In most German cities one person gets about a pound of meat a week, but in Vienna there is no meat card and you can buy as much meat as you like if you can afford to buy it. Every meat shop in Vienna is hanging full of meat—sausage, ham, pork, beef, chickens and geese. I went through the great Viennese market which is squares and squares long. Everywhere meat, meat, meat. I had forgotten that there was so much meat in the world. Stall after stall just loaded down with hams, but no bacon. Mostly young pigs. But no one was buying, only looking—like Till Eulenspiegel, as though the smell was enough. The hams were from one dollar to one dollar and sixty cents a pound, and the beef was even higher. Sausage was not so expensive, and geese were cheaper than in Germany.

I had never seen such an abundance of everything. Acres and acres of cabbages piled up as high as a house—great, hard-looking heads of a fresh green color. Then barrels and barrels of apples. Not such good apples as we have in America, but at such a fancy price! For thirty-two cents we got six little dried-up apples that we could hardly eat.

From the apple market we went to the onion market. Can you imagine a square as big as Union Square in New York where nothing but onions are sold? Well, they have that in Vienna. And the most wonderful onions! Small white ones, small red ones, big yellow ones and green ones! Onion peelings flew around everywhere, and do you know that they really smelled sweet? But the old women in back of the stalls did not look sweet, but as though they had stood among onions so long that they had become dried-up onions themselves.

Waiting for Soup at a Viennese Soup-Kitchen.

They had no potatoes in the market, but the restaurants seemed to have plenty of them. Cheese was just beginning to be scarce, and one person could buy only a quarter of a pound at a time. We collected cheese to take back to Berlin with us, and we took turns going into the shops and buying a piece so that the clerks would not know that we were together. We collected a good many pounds and we got them safely over the frontier.

Eating in a restaurant in Vienna in war time is the most expensive thing of which I know. Small meat or deer orders were from eighty cents upward, and no potatoes go with this order. In Germany, you can get a piece of meat, two potatoes and a vegetable for thirty-two cents.
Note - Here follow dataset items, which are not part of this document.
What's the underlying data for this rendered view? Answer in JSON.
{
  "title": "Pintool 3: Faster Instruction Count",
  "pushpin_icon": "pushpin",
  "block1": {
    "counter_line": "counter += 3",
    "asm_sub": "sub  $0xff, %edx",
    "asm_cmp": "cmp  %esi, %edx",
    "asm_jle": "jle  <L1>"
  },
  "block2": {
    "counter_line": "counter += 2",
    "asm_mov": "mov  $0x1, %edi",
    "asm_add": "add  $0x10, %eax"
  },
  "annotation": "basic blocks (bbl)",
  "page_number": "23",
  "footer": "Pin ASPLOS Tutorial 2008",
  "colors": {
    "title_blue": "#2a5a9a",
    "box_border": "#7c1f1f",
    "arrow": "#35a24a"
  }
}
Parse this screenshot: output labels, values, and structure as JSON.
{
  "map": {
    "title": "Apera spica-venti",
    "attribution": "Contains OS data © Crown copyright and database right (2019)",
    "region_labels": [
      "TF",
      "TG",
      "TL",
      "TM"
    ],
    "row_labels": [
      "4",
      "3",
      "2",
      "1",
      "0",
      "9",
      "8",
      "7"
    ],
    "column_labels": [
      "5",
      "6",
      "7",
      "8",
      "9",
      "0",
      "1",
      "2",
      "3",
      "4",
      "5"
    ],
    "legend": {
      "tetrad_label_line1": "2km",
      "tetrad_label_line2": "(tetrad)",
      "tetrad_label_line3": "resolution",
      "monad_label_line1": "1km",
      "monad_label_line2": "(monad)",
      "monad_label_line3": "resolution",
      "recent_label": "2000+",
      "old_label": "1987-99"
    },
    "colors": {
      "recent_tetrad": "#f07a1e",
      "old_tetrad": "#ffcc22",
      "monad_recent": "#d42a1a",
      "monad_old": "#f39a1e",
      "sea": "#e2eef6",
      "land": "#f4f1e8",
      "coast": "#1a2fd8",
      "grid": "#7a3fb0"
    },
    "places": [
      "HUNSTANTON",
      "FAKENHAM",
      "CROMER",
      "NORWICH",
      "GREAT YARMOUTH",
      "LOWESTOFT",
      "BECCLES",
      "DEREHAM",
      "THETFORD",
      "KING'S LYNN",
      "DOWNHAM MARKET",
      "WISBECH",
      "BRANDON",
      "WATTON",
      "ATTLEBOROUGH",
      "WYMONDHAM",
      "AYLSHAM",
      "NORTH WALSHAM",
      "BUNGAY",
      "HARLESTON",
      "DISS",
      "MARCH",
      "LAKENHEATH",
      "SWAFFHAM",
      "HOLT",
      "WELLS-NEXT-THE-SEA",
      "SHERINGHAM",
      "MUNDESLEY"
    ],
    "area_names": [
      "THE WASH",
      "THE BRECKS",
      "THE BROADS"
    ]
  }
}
There seems to be plenty of milk and sugar in Vienna, but it is forbidden for any café to serve milk in coffee between the hours of two and seven o'clock, when every Viennese goes to a café to drink coffee. This restriction saves many gallons of milk. The coffee is real coffee and very good. You can have as many eggs as you like, very nicely cooked at fifteen cents an egg. Sugar is not served on the trains between Berlin and Vienna, but in a café they give you three lumps with a cup of coffee. Saccharine is served with tea.